Paper Structure (21 sections, 10 equations, 5 figures, 2 tables, 2 algorithms)

This paper contains 21 sections, 10 equations, 5 figures, 2 tables, 2 algorithms.

Figures (5)

  • Figure 1: Example of student accuracy degradation over distillation steps due to catastrophic forgetting. Red vertical line marks the epoch with peak accuracy on the validation dataset.
  • Figure 2: Method overview. (a) Proposed PRE-DFKD framework. The student and the generators are trained alternately. First the generators are fixed and the student is trained by a combination of novel and memory samples. In the next stage, student is fixed and the generators are trained by the learning signals received from the KD. (b) Training process of VAE. First, the memory generator is frozen and a batch of memory samples are inferred. Later the memory batch is combined with a novel sample batch to train the encoder-decoder pair.
  • Figure 3: Example real and synthetic CIFAR10 samples are given before and after noise injection in the first row.

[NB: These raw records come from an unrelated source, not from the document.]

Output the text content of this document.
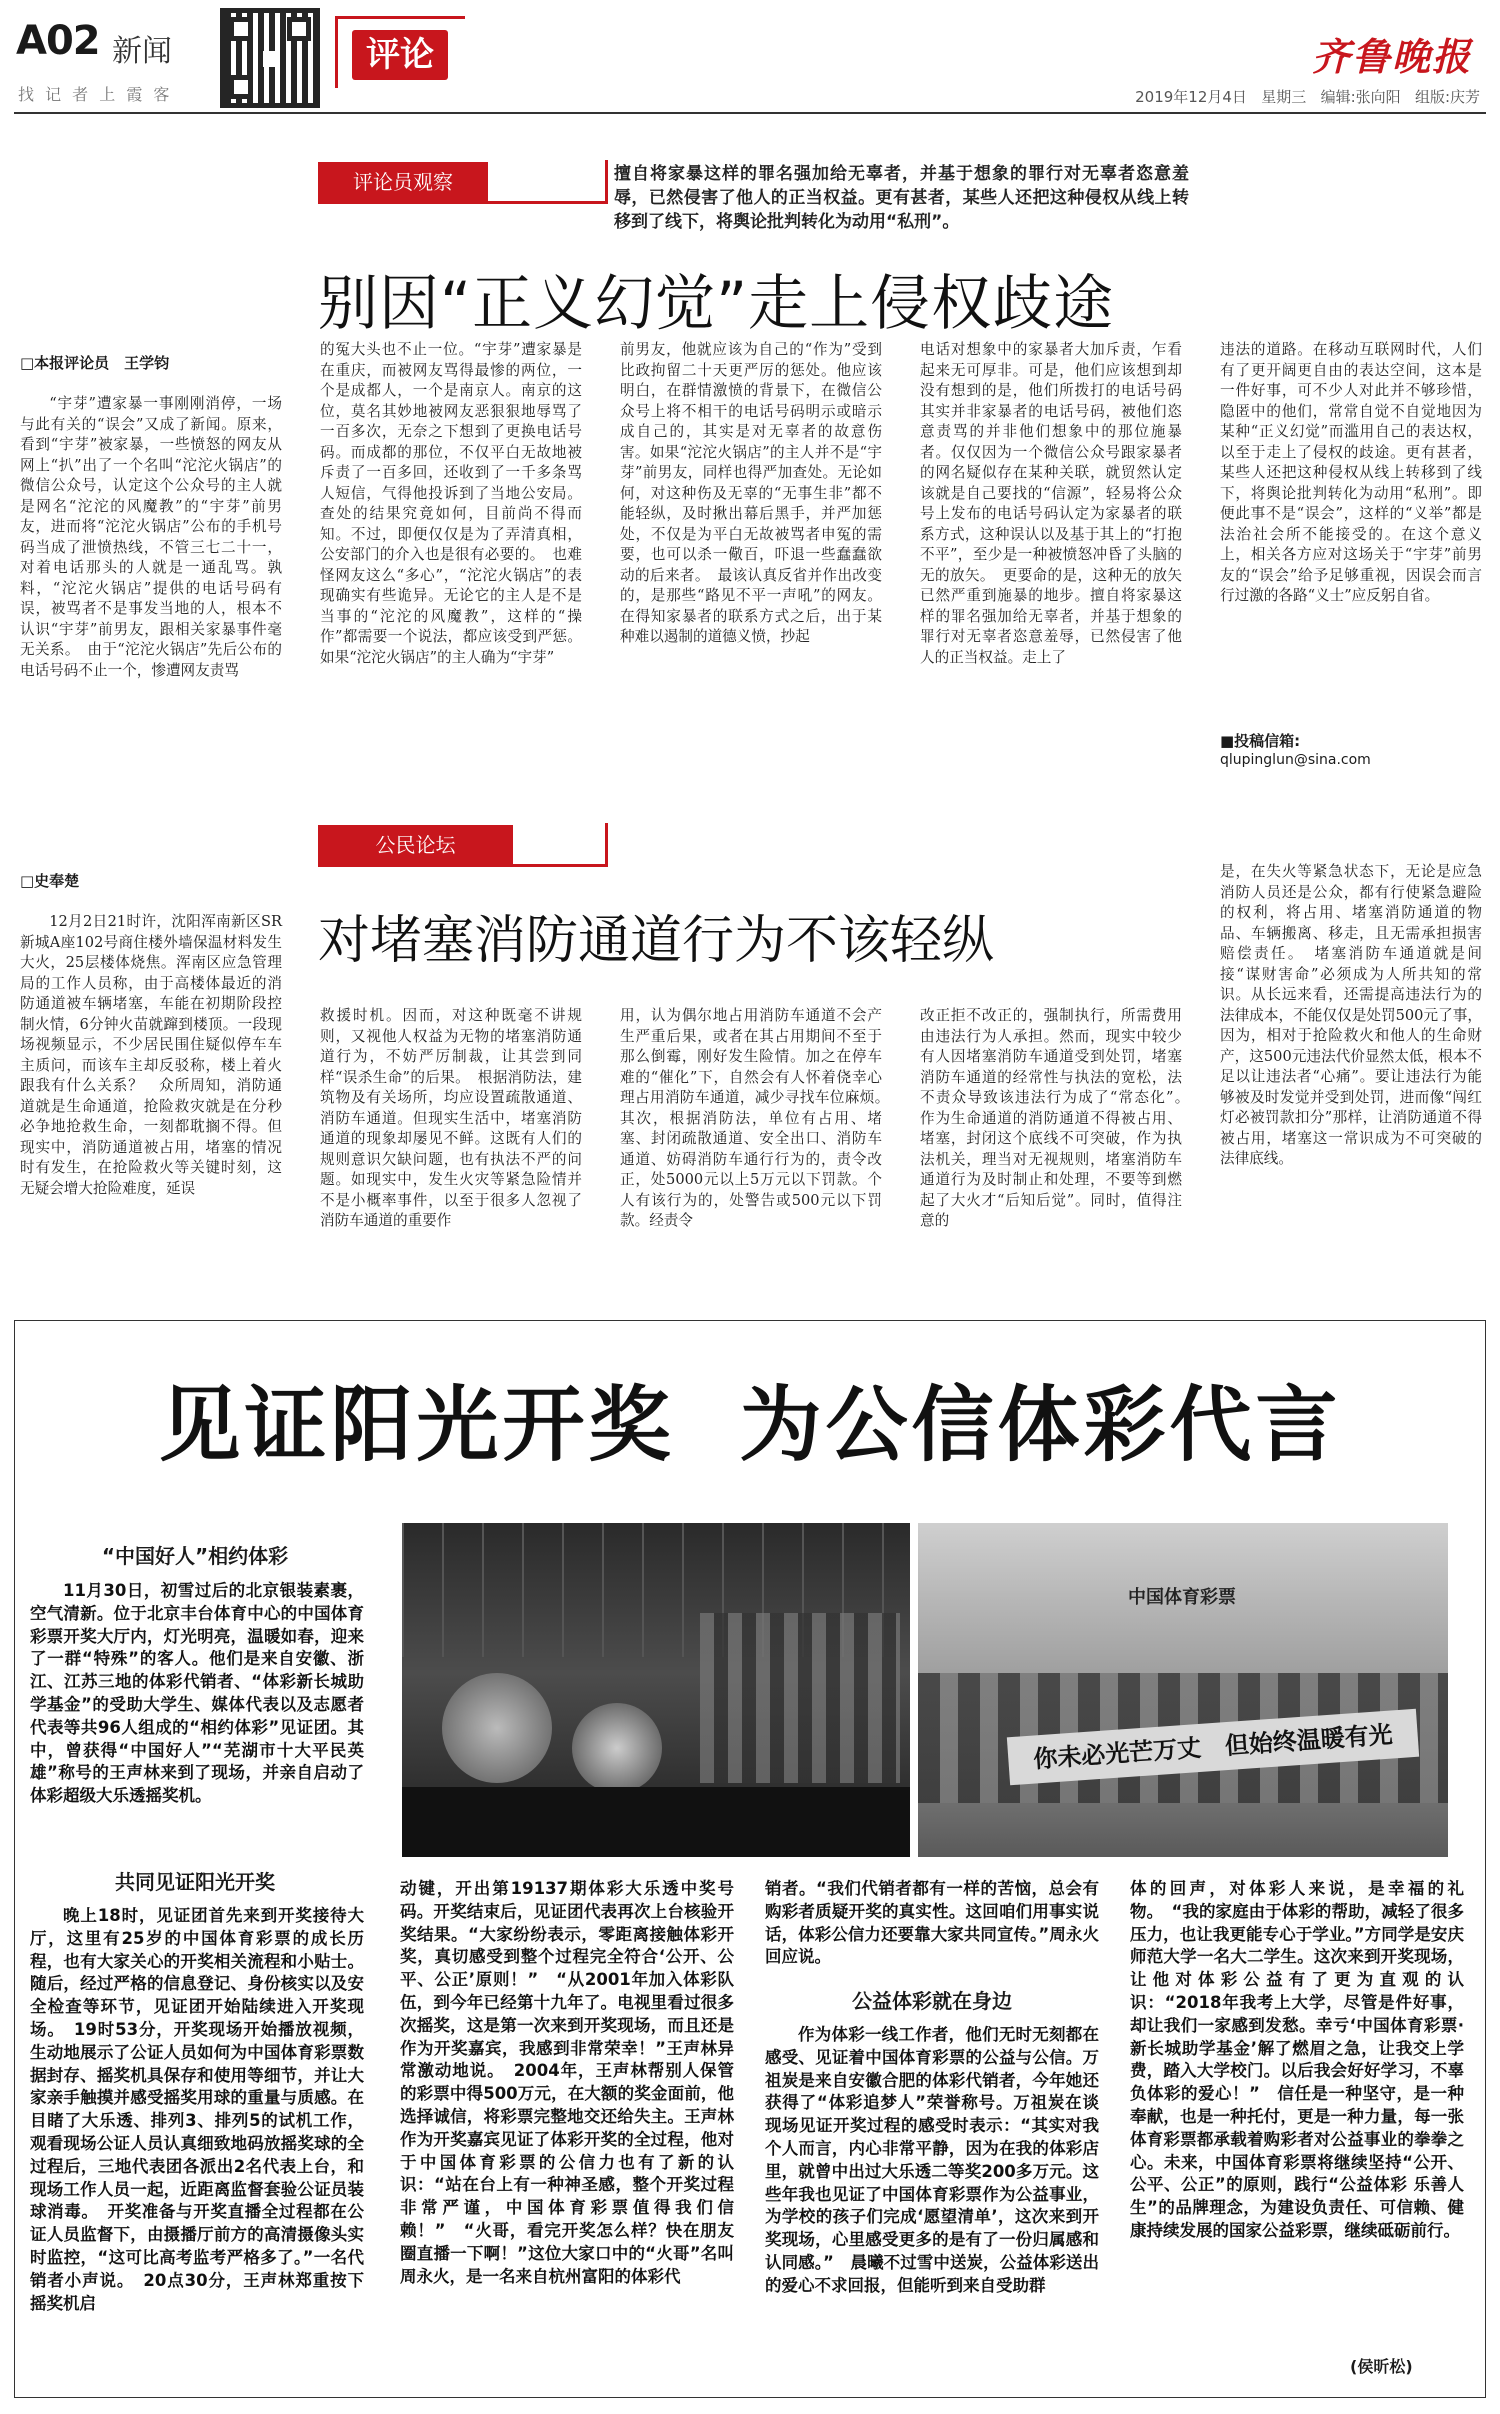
A02 新闻
找 记 者 上 霞 客
评论	齐鲁晚报
2019年12月4日 星期三 编辑:张向阳 组版:庆芳
评论员观察	擅自将家暴这样的罪名强加给无辜者，并基于想象的罪行对无辜者恣意羞辱，已然侵害了他人的正当权益。更有甚者，某些人还把这种侵权从线上转移到了线下，将舆论批判转化为动用“私刑”。
别因“正义幻觉”走上侵权歧途
□本报评论员　王学钧

“宇芽”遭家暴一事刚刚消停，一场与此有关的“误会”又成了新闻。原来，看到“宇芽”被家暴，一些愤怒的网友从网上“扒”出了一个名叫“沱沱火锅店”的微信公众号，认定这个公众号的主人就是网名“沱沱的风魔教”的“宇芽”前男友，进而将“沱沱火锅店”公布的手机号码当成了泄愤热线，不管三七二十一，对着电话那头的人就是一通乱骂。孰料，“沱沱火锅店”提供的电话号码有误，被骂者不是事发当地的人，根本不认识“宇芽”前男友，跟相关家暴事件毫无关系。　由于“沱沱火锅店”先后公布的电话号码不止一个，惨遭网友责骂

的冤大头也不止一位。“宇芽”遭家暴是在重庆，而被网友骂得最惨的两位，一个是成都人，一个是南京人。南京的这位，莫名其妙地被网友恶狠狠地辱骂了一百多次，无奈之下想到了更换电话号码。而成都的那位，不仅平白无故地被斥责了一百多回，还收到了一千多条骂人短信，气得他投诉到了当地公安局。查处的结果究竟如何，目前尚不得而知。不过，即便仅仅是为了弄清真相，公安部门的介入也是很有必要的。　也难怪网友这么“多心”，“沱沱火锅店”的表现确实有些诡异。无论它的主人是不是当事的“沱沱的风魔教”，这样的“操作”都需要一个说法，都应该受到严惩。如果“沱沱火锅店”的主人确为“宇芽”

前男友，他就应该为自己的“作为”受到比政拘留二十天更严厉的惩处。他应该明白，在群情激愤的背景下，在微信公众号上将不相干的电话号码明示或暗示成自己的，其实是对无辜者的故意伤害。如果“沱沱火锅店”的主人并不是“宇芽”前男友，同样也得严加查处。无论如何，对这种伤及无辜的“无事生非”都不能轻纵，及时揪出幕后黑手，并严加惩处，不仅是为平白无故被骂者申冤的需要，也可以杀一儆百，吓退一些蠢蠢欲动的后来者。　最该认真反省并作出改变的，是那些“路见不平一声吼”的网友。在得知家暴者的联系方式之后，出于某种难以遏制的道德义愤，抄起

电话对想象中的家暴者大加斥责，乍看起来无可厚非。可是，他们应该想到却没有想到的是，他们所拨打的电话号码其实并非家暴者的电话号码，被他们恣意责骂的并非他们想象中的那位施暴者。仅仅因为一个微信公众号跟家暴者的网名疑似存在某种关联，就贸然认定该就是自己要找的“信源”，轻易将公众号上发布的电话号码认定为家暴者的联系方式，这种误认以及基于其上的“打抱不平”，至少是一种被愤怒冲昏了头脑的无的放矢。　更要命的是，这种无的放矢已然严重到施暴的地步。擅自将家暴这样的罪名强加给无辜者，并基于想象的罪行对无辜者恣意羞辱，已然侵害了他人的正当权益。走上了

违法的道路。在移动互联网时代，人们有了更开阔更自由的表达空间，这本是一件好事，可不少人对此并不够珍惜，隐匿中的他们，常常自觉不自觉地因为某种“正义幻觉”而滥用自己的表达权，以至于走上了侵权的歧途。更有甚者，某些人还把这种侵权从线上转移到了线下，将舆论批判转化为动用“私刑”。即便此事不是“误会”，这样的“义举”都是法治社会所不能接受的。在这个意义上，相关各方应对这场关于“宇芽”前男友的“误会”给予足够重视，因误会而言行过激的各路“义士”应反躬自省。

■投稿信箱:
qlupinglun@sina.com
公民论坛
对堵塞消防通道行为不该轻纵
□史奉楚

12月2日21时许，沈阳浑南新区SR新城A座102号商住楼外墙保温材料发生大火，25层楼体烧焦。浑南区应急管理局的工作人员称，由于高楼体最近的消防通道被车辆堵塞，车能在初期阶段控制火情，6分钟火苗就蹿到楼顶。一段现场视频显示，不少居民围住疑似停车车主质问，而该车主却反驳称，楼上着火跟我有什么关系？　众所周知，消防通道就是生命通道，抢险救灾就是在分秒必争地抢救生命，一刻都耽搁不得。但现实中，消防通道被占用，堵塞的情况时有发生，在抢险救火等关键时刻，这无疑会增大抢险难度，延误

救援时机。因而，对这种既毫不讲规则，又视他人权益为无物的堵塞消防通道行为，不妨严厉制裁，让其尝到同样“误杀生命”的后果。　根据消防法，建筑物及有关场所，均应设置疏散通道、消防车通道。但现实生活中，堵塞消防通道的现象却屡见不鲜。这既有人们的规则意识欠缺问题，也有执法不严的问题。如现实中，发生火灾等紧急险情并不是小概率事件，以至于很多人忽视了消防车通道的重要作

用，认为偶尔地占用消防车通道不会产生严重后果，或者在其占用期间不至于那么倒霉，刚好发生险情。加之在停车难的“催化”下，自然会有人怀着侥幸心理占用消防车通道，减少寻找车位麻烦。　其次，根据消防法，单位有占用、堵塞、封闭疏散通道、安全出口、消防车通道、妨碍消防车通行行为的，责令改正，处5000元以上5万元以下罚款。个人有该行为的，处警告或500元以下罚款。经责令

改正拒不改正的，强制执行，所需费用由违法行为人承担。然而，现实中较少有人因堵塞消防车通道受到处罚，堵塞消防车通道的经常性与执法的宽松，法不责众导致该违法行为成了“常态化”。　作为生命通道的消防通道不得被占用、堵塞，封闭这个底线不可突破，作为执法机关，理当对无视规则，堵塞消防车通道行为及时制止和处理，不要等到燃起了大火才“后知后觉”。同时，值得注意的

是，在失火等紧急状态下，无论是应急消防人员还是公众，都有行使紧急避险的权利，将占用、堵塞消防通道的物品、车辆搬离、移走，且无需承担损害赔偿责任。　堵塞消防车通道就是间接“谋财害命”必须成为人所共知的常识。从长远来看，还需提高违法行为的法律成本，不能仅仅是处罚500元了事，因为，相对于抢险救火和他人的生命财产，这500元违法代价显然太低，根本不足以让违法者“心痛”。要让违法行为能够被及时发觉并受到处罚，进而像“闯红灯必被罚款扣分”那样，让消防通道不得被占用，堵塞这一常识成为不可突破的法律底线。

见证阳光开奖  为公信体彩代言
“中国好人”相约体彩
中国体育彩票
你未必光芒万丈　但始终温暖有光

11月30日，初雪过后的北京银装素裹，空气清新。位于北京丰台体育中心的中国体育彩票开奖大厅内，灯光明亮，温暖如春，迎来了一群“特殊”的客人。他们是来自安徽、浙江、江苏三地的体彩代销者、“体彩新长城助学基金”的受助大学生、媒体代表以及志愿者代表等共96人组成的“相约体彩”见证团。其中，曾获得“中国好人”“芜湖市十大平民英雄”称号的王声林来到了现场，并亲自启动了体彩超级大乐透摇奖机。

共同见证阳光开奖

晚上18时，见证团首先来到开奖接待大厅，这里有25岁的中国体育彩票的成长历程，也有大家关心的开奖相关流程和小贴士。随后，经过严格的信息登记、身份核实以及安全检查等环节，见证团开始陆续进入开奖现场。　19时53分，开奖现场开始播放视频，生动地展示了公证人员如何为中国体育彩票数据封存、摇奖机具保存和使用等细节，并让大家亲手触摸并感受摇奖用球的重量与质感。在目睹了大乐透、排列3、排列5的试机工作，观看现场公证人员认真细致地码放摇奖球的全过程后，三地代表团各派出2名代表上台，和现场工作人员一起，近距离监督套验公证员装球消毒。　开奖准备与开奖直播全过程都在公证人员监督下，由摄播厅前方的高清摄像头实时监控，“这可比高考监考严格多了。”一名代销者小声说。　20点30分，王声林郑重按下摇奖机启

动键，开出第19137期体彩大乐透中奖号码。开奖结束后，见证团代表再次上台核验开奖结果。“大家纷纷表示，零距离接触体彩开奖，真切感受到整个过程完全符合‘公开、公平、公正’原则！”　“从2001年加入体彩队伍，到今年已经第十九年了。电视里看过很多次摇奖，这是第一次来到开奖现场，而且还是作为开奖嘉宾，我感到非常荣幸！”王声林异常激动地说。　2004年，王声林帮别人保管的彩票中得500万元，在大额的奖金面前，他选择诚信，将彩票完整地交还给失主。王声林作为开奖嘉宾见证了体彩开奖的全过程，他对于中国体育彩票的公信力也有了新的认识：“站在台上有一种神圣感，整个开奖过程非常严谨，中国体育彩票值得我们信赖！”　“火哥，看完开奖怎么样？快在朋友圈直播一下啊！”这位大家口中的“火哥”名叫周永火，是一名来自杭州富阳的体彩代

销者。“我们代销者都有一样的苦恼，总会有购彩者质疑开奖的真实性。这回咱们用事实说话，体彩公信力还要靠大家共同宣传。”周永火回应说。

公益体彩就在身边

作为体彩一线工作者，他们无时无刻都在感受、见证着中国体育彩票的公益与公信。万祖炭是来自安徽合肥的体彩代销者，今年她还获得了“体彩追梦人”荣誉称号。万祖炭在谈现场见证开奖过程的感受时表示：“其实对我个人而言，内心非常平静，因为在我的体彩店里，就曾中出过大乐透二等奖200多万元。这些年我也见证了中国体育彩票作为公益事业，为学校的孩子们完成‘愿望清单’，这次来到开奖现场，心里感受更多的是有了一份归属感和认同感。”　晨曦不过雪中送炭，公益体彩送出的爱心不求回报，但能听到来自受助群

体的回声，对体彩人来说，是幸福的礼物。　“我的家庭由于体彩的帮助，减轻了很多压力，也让我更能专心于学业。”方同学是安庆师范大学一名大二学生。这次来到开奖现场，让他对体彩公益有了更为直观的认识：“2018年我考上大学，尽管是件好事，却让我们一家感到发愁。幸亏‘中国体育彩票·新长城助学基金’解了燃眉之急，让我交上学费，踏入大学校门。以后我会好好学习，不辜负体彩的爱心！”　信任是一种坚守，是一种奉献，也是一种托付，更是一种力量，每一张体育彩票都承载着购彩者对公益事业的拳拳之心。未来，中国体育彩票将继续坚持“公开、公平、公正”的原则，践行“公益体彩 乐善人生”的品牌理念，为建设负责任、可信赖、健康持续发展的国家公益彩票，继续砥砺前行。

(侯昕松)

In the second row, the projection of real and synthetic samples injected with noise on 2-dimensional planes are shown. Colors represent the class labels assigned to these samples by the teacher model. The original samples are marked with purple crosses.
  • Figure 4: Visualized student accuracy curves. The first row contains MNIST results with mean and variance values over runs. The second row contains student accuracies averaged over runs for CIFAR100.
  • Figure 5: Ablation experiment results on MNIST.